A vos yeux, existe-il une concurrence entre le ferroviaire et l’aéronautique ?
E. C. : Non, en ce qui concerne les lignes du projet GEOFER il n’existe pas de concurrence directe. Le but de notre collaboration repose sur la maintenance des lignes régionales, dont les utilisateurs ne sont pas les mêmes que ceux des services aéronautiques. Nous cherchons justement à transposer les technologies aéronautiques dans le monde ferroviaire. C’est un projet gagnant-gagnant pour les deux filières selon moi !
T. C. : L’évolution technologique autour de la géolocalisation satellitaire a été mise en œuvre dans le domaine aéronautique, beaucoup d’avions opèrent déjà des atterrissages automatiques grâce aux données que leur fournissent les satellites. Aujourd’hui, c’est au tour du ferroviaire d’accéder à ces solutions. Les technologies et systèmes spatiaux mis au point par le CNES peuvent profiter aussi bien à l’aéronautique qu’au ferroviaire, et je dirais même à la voiture du futur. Quand un véhicule autonome se garera, il aura besoin d’informations sur son positionnement à quelques décimètres près, comme des systèmes de localisation basés sur Galileo seront capables de fournir.
Vers où cette technologie nous emmène ?
E. C. : SNCF réfléchit à une exploitation et une conduite plus automatisée des trains afin d’accroitre les performances et la régularité du système ferroviaire français.

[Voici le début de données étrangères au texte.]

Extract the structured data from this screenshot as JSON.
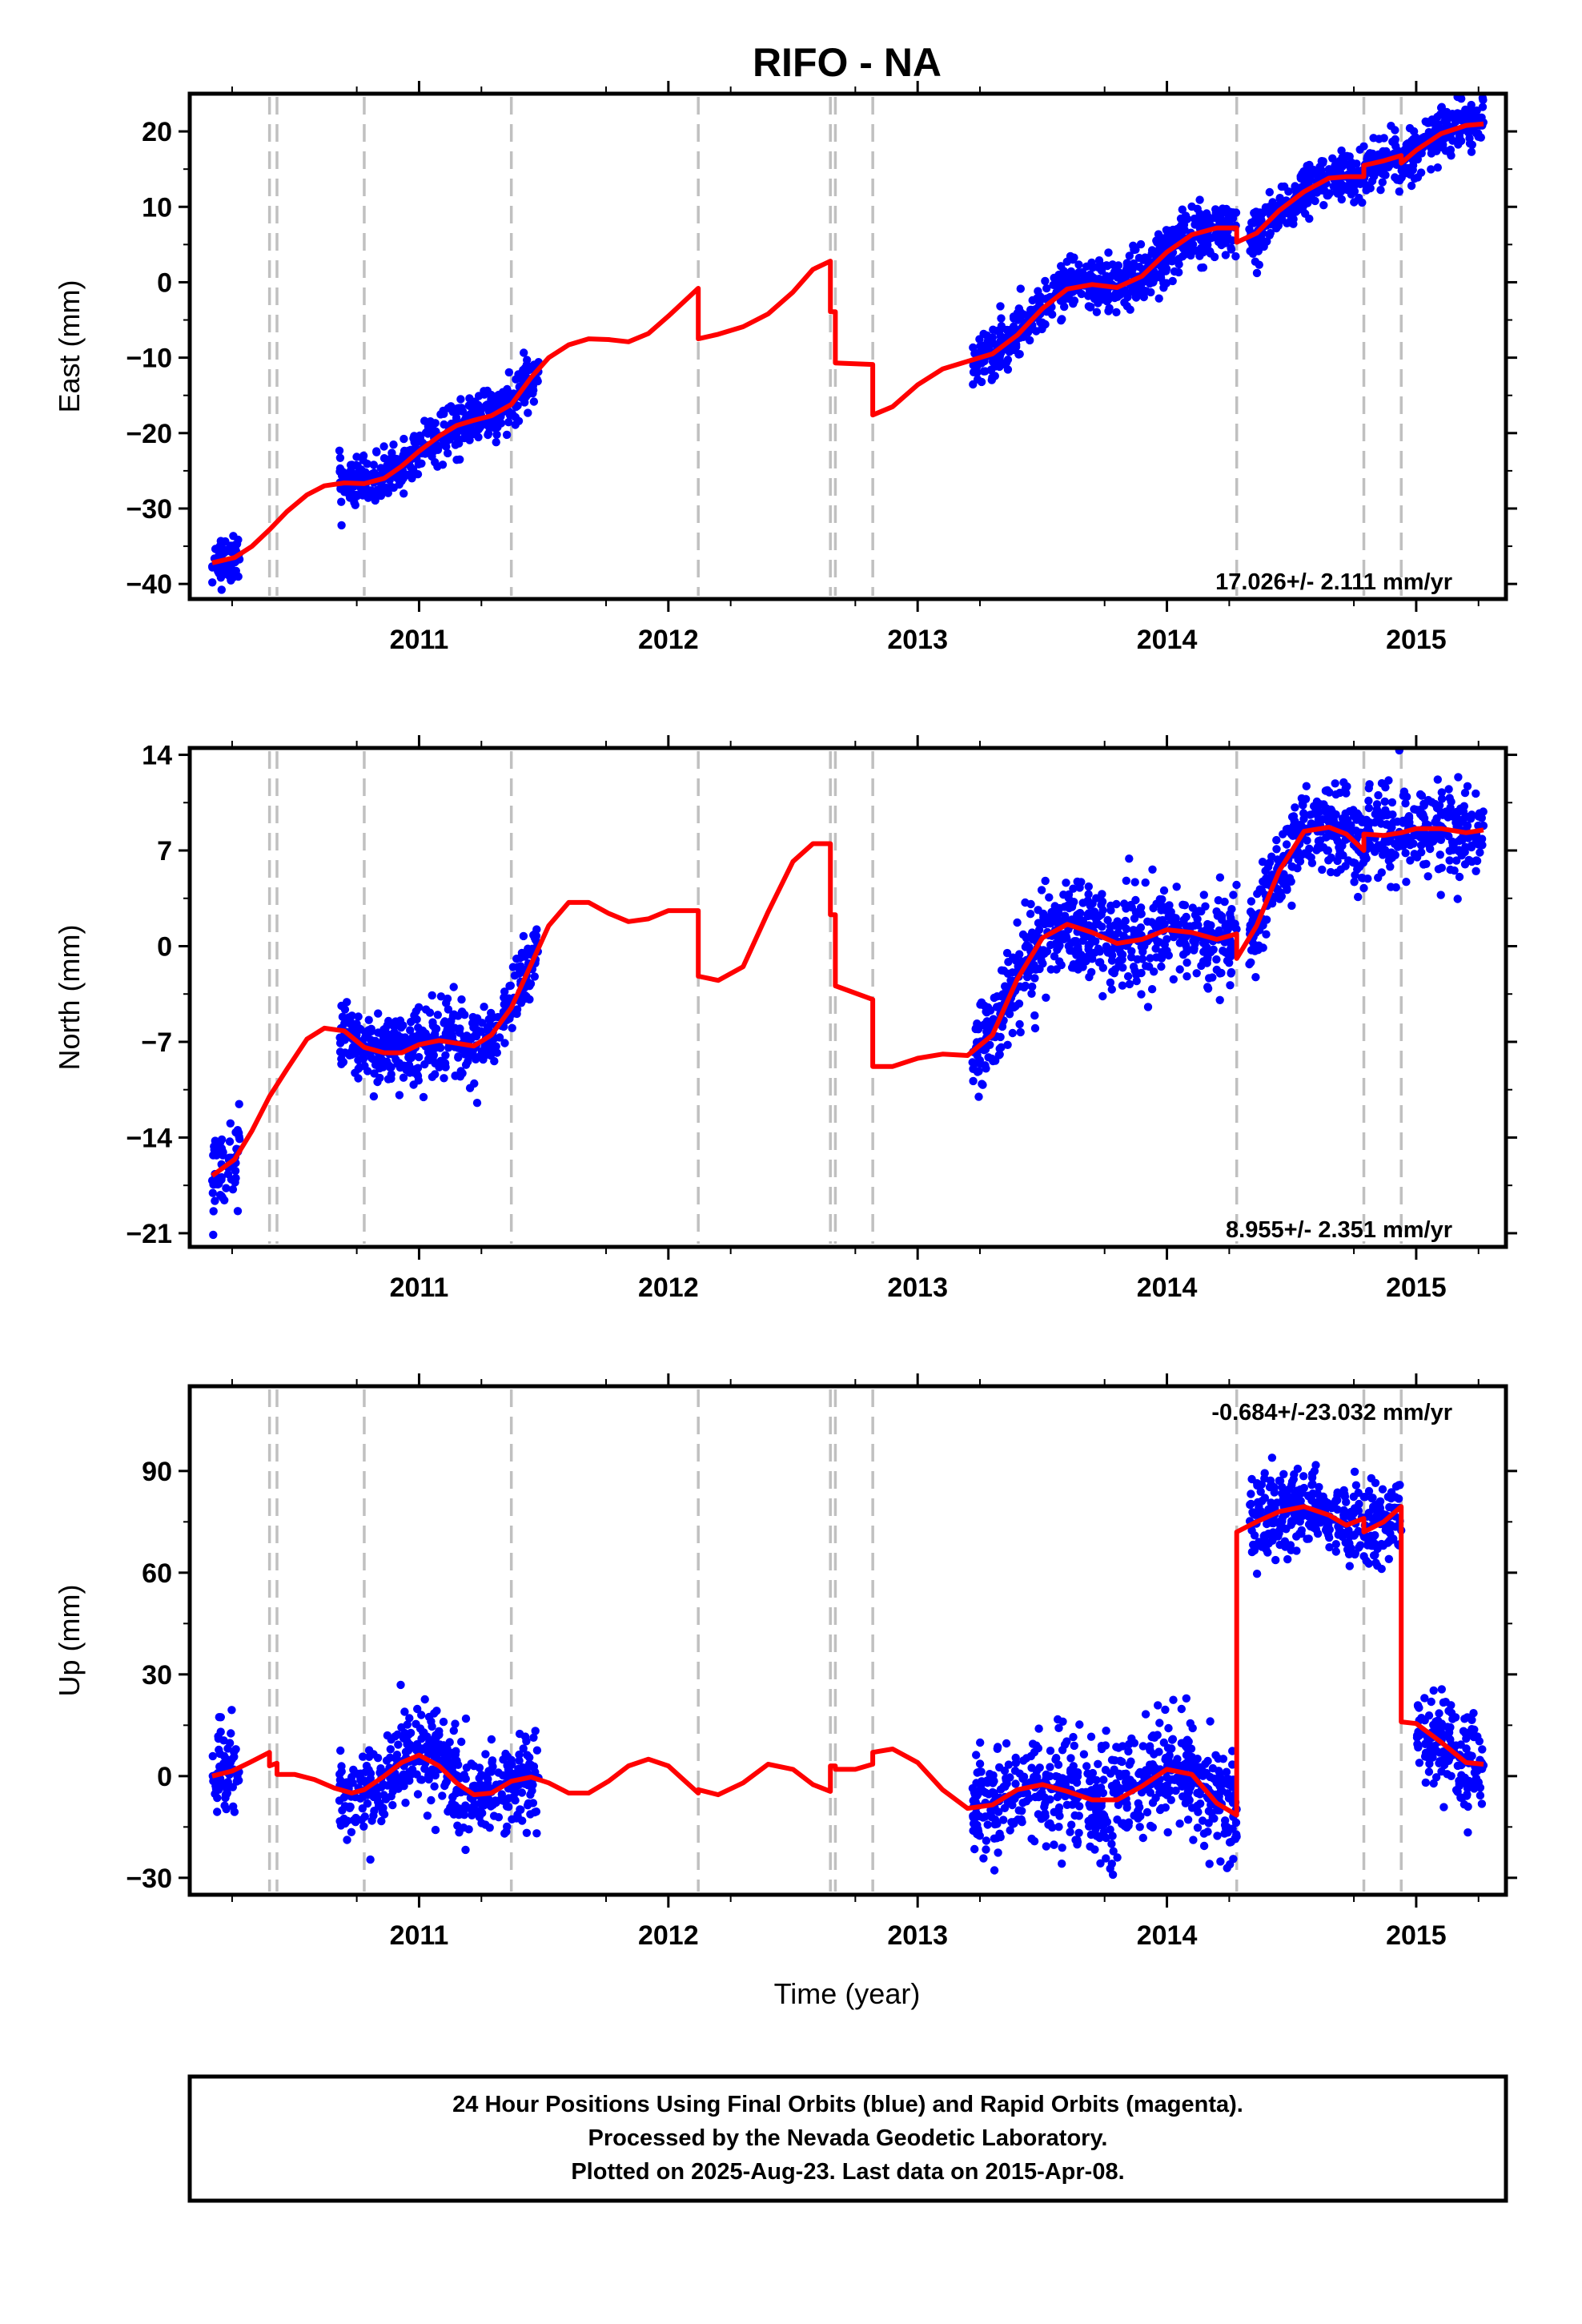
{
  "chart_data": {
    "type": "scatter",
    "title": "RIFO - NA",
    "xlabel": "Time (year)",
    "xlim": [
      2010.08,
      2015.36
    ],
    "x_ticks": [
      "2011",
      "2012",
      "2013",
      "2014",
      "2015"
    ],
    "x_tick_values": [
      2011,
      2012,
      2013,
      2014,
      2015
    ],
    "event_lines": [
      2010.4,
      2010.43,
      2010.78,
      2011.37,
      2012.12,
      2012.65,
      2012.67,
      2012.82,
      2014.28,
      2014.79,
      2014.94
    ],
    "colors": {
      "observations": "#0000ff",
      "model": "#ff0000",
      "event_lines": "#c0c0c0"
    },
    "grid": false,
    "panels": [
      {
        "ylabel": "East (mm)",
        "ylim": [
          -42,
          25
        ],
        "y_ticks": [
          "20",
          "10",
          "0",
          "−10",
          "−20",
          "−30",
          "−40"
        ],
        "y_tick_values": [
          20,
          10,
          0,
          -10,
          -20,
          -30,
          -40
        ],
        "rate_text": "17.026+/- 2.111 mm/yr",
        "rate_position": "bottom-right",
        "data_segments": [
          {
            "start": 2010.17,
            "end": 2010.28,
            "noise": 1.6
          },
          {
            "start": 2010.68,
            "end": 2011.48,
            "noise": 1.6
          },
          {
            "start": 2013.22,
            "end": 2014.28,
            "noise": 1.8
          },
          {
            "start": 2014.33,
            "end": 2015.27,
            "noise": 1.6
          }
        ],
        "model_line": [
          [
            2010.17,
            -37.2
          ],
          [
            2010.26,
            -36.5
          ],
          [
            2010.33,
            -35.0
          ],
          [
            2010.4,
            -32.8
          ],
          [
            2010.47,
            -30.4
          ],
          [
            2010.55,
            -28.2
          ],
          [
            2010.62,
            -27.0
          ],
          [
            2010.7,
            -26.6
          ],
          [
            2010.78,
            -26.7
          ],
          [
            2010.86,
            -26.0
          ],
          [
            2010.93,
            -24.4
          ],
          [
            2011.0,
            -22.4
          ],
          [
            2011.08,
            -20.4
          ],
          [
            2011.15,
            -19.0
          ],
          [
            2011.22,
            -18.3
          ],
          [
            2011.29,
            -17.7
          ],
          [
            2011.37,
            -16.2
          ],
          [
            2011.45,
            -12.6
          ],
          [
            2011.52,
            -10.0
          ],
          [
            2011.6,
            -8.3
          ],
          [
            2011.68,
            -7.5
          ],
          [
            2011.76,
            -7.6
          ],
          [
            2011.84,
            -7.9
          ],
          [
            2011.92,
            -6.8
          ],
          [
            2012.0,
            -4.5
          ],
          [
            2012.12,
            -0.8
          ],
          [
            2012.12,
            -7.5
          ],
          [
            2012.2,
            -6.9
          ],
          [
            2012.3,
            -5.9
          ],
          [
            2012.4,
            -4.2
          ],
          [
            2012.5,
            -1.3
          ],
          [
            2012.58,
            1.7
          ],
          [
            2012.65,
            2.8
          ],
          [
            2012.65,
            -3.9
          ],
          [
            2012.67,
            -3.9
          ],
          [
            2012.67,
            -10.7
          ],
          [
            2012.82,
            -10.9
          ],
          [
            2012.82,
            -17.6
          ],
          [
            2012.9,
            -16.5
          ],
          [
            2013.0,
            -13.6
          ],
          [
            2013.1,
            -11.5
          ],
          [
            2013.2,
            -10.5
          ],
          [
            2013.3,
            -9.5
          ],
          [
            2013.4,
            -7.0
          ],
          [
            2013.5,
            -3.5
          ],
          [
            2013.6,
            -0.9
          ],
          [
            2013.7,
            -0.3
          ],
          [
            2013.8,
            -0.7
          ],
          [
            2013.9,
            0.8
          ],
          [
            2014.0,
            4.0
          ],
          [
            2014.1,
            6.3
          ],
          [
            2014.2,
            7.2
          ],
          [
            2014.28,
            7.2
          ],
          [
            2014.28,
            5.3
          ],
          [
            2014.36,
            6.5
          ],
          [
            2014.45,
            9.5
          ],
          [
            2014.55,
            12.0
          ],
          [
            2014.65,
            13.8
          ],
          [
            2014.72,
            14.0
          ],
          [
            2014.79,
            14.0
          ],
          [
            2014.79,
            15.5
          ],
          [
            2014.87,
            16.1
          ],
          [
            2014.94,
            16.8
          ],
          [
            2014.94,
            15.8
          ],
          [
            2015.0,
            17.5
          ],
          [
            2015.1,
            19.7
          ],
          [
            2015.2,
            20.8
          ],
          [
            2015.27,
            21.0
          ]
        ]
      },
      {
        "ylabel": "North (mm)",
        "ylim": [
          -22,
          14.5
        ],
        "y_ticks": [
          "14",
          "7",
          "0",
          "−7",
          "−14",
          "−21"
        ],
        "y_tick_values": [
          14,
          7,
          0,
          -7,
          -14,
          -21
        ],
        "rate_text": "8.955+/- 2.351 mm/yr",
        "rate_position": "bottom-right",
        "data_segments": [
          {
            "start": 2010.17,
            "end": 2010.28,
            "noise": 1.8
          },
          {
            "start": 2010.68,
            "end": 2011.48,
            "noise": 1.3
          },
          {
            "start": 2013.22,
            "end": 2014.28,
            "noise": 1.7
          },
          {
            "start": 2014.33,
            "end": 2015.27,
            "noise": 1.6
          }
        ],
        "model_line": [
          [
            2010.17,
            -16.8
          ],
          [
            2010.26,
            -15.6
          ],
          [
            2010.33,
            -13.5
          ],
          [
            2010.4,
            -11.0
          ],
          [
            2010.47,
            -9.0
          ],
          [
            2010.55,
            -6.8
          ],
          [
            2010.62,
            -6.0
          ],
          [
            2010.7,
            -6.2
          ],
          [
            2010.78,
            -7.4
          ],
          [
            2010.86,
            -7.8
          ],
          [
            2010.93,
            -7.8
          ],
          [
            2011.0,
            -7.2
          ],
          [
            2011.08,
            -6.9
          ],
          [
            2011.15,
            -7.1
          ],
          [
            2011.22,
            -7.3
          ],
          [
            2011.29,
            -6.5
          ],
          [
            2011.37,
            -4.5
          ],
          [
            2011.45,
            -1.3
          ],
          [
            2011.52,
            1.5
          ],
          [
            2011.6,
            3.2
          ],
          [
            2011.68,
            3.2
          ],
          [
            2011.76,
            2.4
          ],
          [
            2011.84,
            1.8
          ],
          [
            2011.92,
            2.0
          ],
          [
            2012.0,
            2.6
          ],
          [
            2012.12,
            2.6
          ],
          [
            2012.12,
            -2.2
          ],
          [
            2012.2,
            -2.5
          ],
          [
            2012.3,
            -1.5
          ],
          [
            2012.4,
            2.5
          ],
          [
            2012.5,
            6.2
          ],
          [
            2012.58,
            7.5
          ],
          [
            2012.65,
            7.5
          ],
          [
            2012.65,
            2.3
          ],
          [
            2012.67,
            2.3
          ],
          [
            2012.67,
            -2.9
          ],
          [
            2012.82,
            -3.9
          ],
          [
            2012.82,
            -8.8
          ],
          [
            2012.9,
            -8.8
          ],
          [
            2013.0,
            -8.2
          ],
          [
            2013.1,
            -7.9
          ],
          [
            2013.2,
            -8.0
          ],
          [
            2013.3,
            -6.5
          ],
          [
            2013.4,
            -2.4
          ],
          [
            2013.5,
            0.6
          ],
          [
            2013.6,
            1.6
          ],
          [
            2013.7,
            1.0
          ],
          [
            2013.8,
            0.2
          ],
          [
            2013.9,
            0.5
          ],
          [
            2014.0,
            1.2
          ],
          [
            2014.1,
            1.0
          ],
          [
            2014.2,
            0.5
          ],
          [
            2014.28,
            0.9
          ],
          [
            2014.28,
            -0.9
          ],
          [
            2014.36,
            1.5
          ],
          [
            2014.45,
            5.5
          ],
          [
            2014.55,
            8.4
          ],
          [
            2014.65,
            8.7
          ],
          [
            2014.72,
            8.2
          ],
          [
            2014.79,
            7.0
          ],
          [
            2014.79,
            8.2
          ],
          [
            2014.87,
            8.1
          ],
          [
            2014.94,
            8.3
          ],
          [
            2015.0,
            8.6
          ],
          [
            2015.1,
            8.6
          ],
          [
            2015.2,
            8.3
          ],
          [
            2015.27,
            8.5
          ]
        ]
      },
      {
        "ylabel": "Up (mm)",
        "ylim": [
          -35,
          115
        ],
        "y_ticks": [
          "90",
          "60",
          "30",
          "0",
          "−30"
        ],
        "y_tick_values": [
          90,
          60,
          30,
          0,
          -30
        ],
        "rate_text": "-0.684+/-23.032 mm/yr",
        "rate_position": "top-right",
        "data_segments": [
          {
            "start": 2010.17,
            "end": 2010.28,
            "noise": 7
          },
          {
            "start": 2010.68,
            "end": 2011.48,
            "noise": 7
          },
          {
            "start": 2013.22,
            "end": 2014.28,
            "noise": 8
          },
          {
            "start": 2014.33,
            "end": 2014.94,
            "noise": 6
          },
          {
            "start": 2015.0,
            "end": 2015.27,
            "noise": 7
          }
        ],
        "model_line": [
          [
            2010.17,
            0.0
          ],
          [
            2010.25,
            1.5
          ],
          [
            2010.32,
            4.0
          ],
          [
            2010.4,
            7.0
          ],
          [
            2010.4,
            3.0
          ],
          [
            2010.43,
            3.8
          ],
          [
            2010.43,
            0.5
          ],
          [
            2010.5,
            0.5
          ],
          [
            2010.58,
            -1.0
          ],
          [
            2010.66,
            -3.5
          ],
          [
            2010.73,
            -5.0
          ],
          [
            2010.78,
            -4.0
          ],
          [
            2010.86,
            0.0
          ],
          [
            2010.93,
            4.0
          ],
          [
            2011.0,
            6.2
          ],
          [
            2011.08,
            3.0
          ],
          [
            2011.15,
            -2.0
          ],
          [
            2011.22,
            -5.5
          ],
          [
            2011.29,
            -5.0
          ],
          [
            2011.37,
            -1.5
          ],
          [
            2011.45,
            -0.3
          ],
          [
            2011.52,
            -2.0
          ],
          [
            2011.6,
            -5.0
          ],
          [
            2011.68,
            -5.0
          ],
          [
            2011.76,
            -1.5
          ],
          [
            2011.84,
            3.0
          ],
          [
            2011.92,
            5.0
          ],
          [
            2012.0,
            3.0
          ],
          [
            2012.06,
            -1.0
          ],
          [
            2012.12,
            -5.0
          ],
          [
            2012.12,
            -4.0
          ],
          [
            2012.2,
            -5.5
          ],
          [
            2012.3,
            -2.0
          ],
          [
            2012.4,
            3.5
          ],
          [
            2012.5,
            2.0
          ],
          [
            2012.58,
            -2.5
          ],
          [
            2012.65,
            -4.5
          ],
          [
            2012.65,
            3.0
          ],
          [
            2012.67,
            3.0
          ],
          [
            2012.67,
            2.0
          ],
          [
            2012.75,
            2.0
          ],
          [
            2012.82,
            3.5
          ],
          [
            2012.82,
            7.0
          ],
          [
            2012.9,
            8.0
          ],
          [
            2013.0,
            4.0
          ],
          [
            2013.1,
            -4.0
          ],
          [
            2013.2,
            -9.5
          ],
          [
            2013.3,
            -8.5
          ],
          [
            2013.4,
            -4.0
          ],
          [
            2013.5,
            -2.5
          ],
          [
            2013.6,
            -4.5
          ],
          [
            2013.7,
            -7.0
          ],
          [
            2013.8,
            -7.0
          ],
          [
            2013.9,
            -3.0
          ],
          [
            2014.0,
            2.0
          ],
          [
            2014.1,
            0.5
          ],
          [
            2014.2,
            -8.0
          ],
          [
            2014.28,
            -11.5
          ],
          [
            2014.28,
            72.0
          ],
          [
            2014.36,
            75.0
          ],
          [
            2014.45,
            78.0
          ],
          [
            2014.55,
            79.5
          ],
          [
            2014.65,
            77.0
          ],
          [
            2014.72,
            74.0
          ],
          [
            2014.79,
            76.0
          ],
          [
            2014.79,
            72.0
          ],
          [
            2014.87,
            75.0
          ],
          [
            2014.94,
            79.5
          ],
          [
            2014.94,
            16.0
          ],
          [
            2015.0,
            15.5
          ],
          [
            2015.1,
            10.0
          ],
          [
            2015.2,
            4.0
          ],
          [
            2015.27,
            3.5
          ]
        ]
      }
    ]
  },
  "footer": {
    "line1": "24 Hour Positions Using Final Orbits (blue) and Rapid Orbits (magenta).",
    "line2": "Processed by the Nevada Geodetic Laboratory.",
    "line3": "Plotted on 2025-Aug-23. Last data on 2015-Apr-08."
  }
}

Certes, la technologie satellitaire seule ne suffira pas pour faire circuler les trains ; cependant, elle reste une brique technologique importante. Si nous la combinons avec d’autres technologies, elles aussi issues du domaine aérospatiale comme des centrales inertielles, le développement de trains autonomes sera possible. Nous collaborons déjà avec la Deutsche Bahn sur ce sujet.
T. C. : Quand les trains sont géolocalisés en permanence, nous pouvons imaginer embarquer des capteurs mesurant des paramètres techniques de la voie sur les trains en service commercial et ainsi repérer précisément les données recueillies. SNCF pourra ainsi réaliser un suivi très fin de l’évolution de ces paramètres, et développer encore davantage la maintenance prédictive.
Le projet GEOFER s’inscrit dans un vaste écosystème de technologies Rail et Espace, dont le comité de coordination est co-présidé par les présidents Guillaume Pepy et Jean-Yves Le Gall.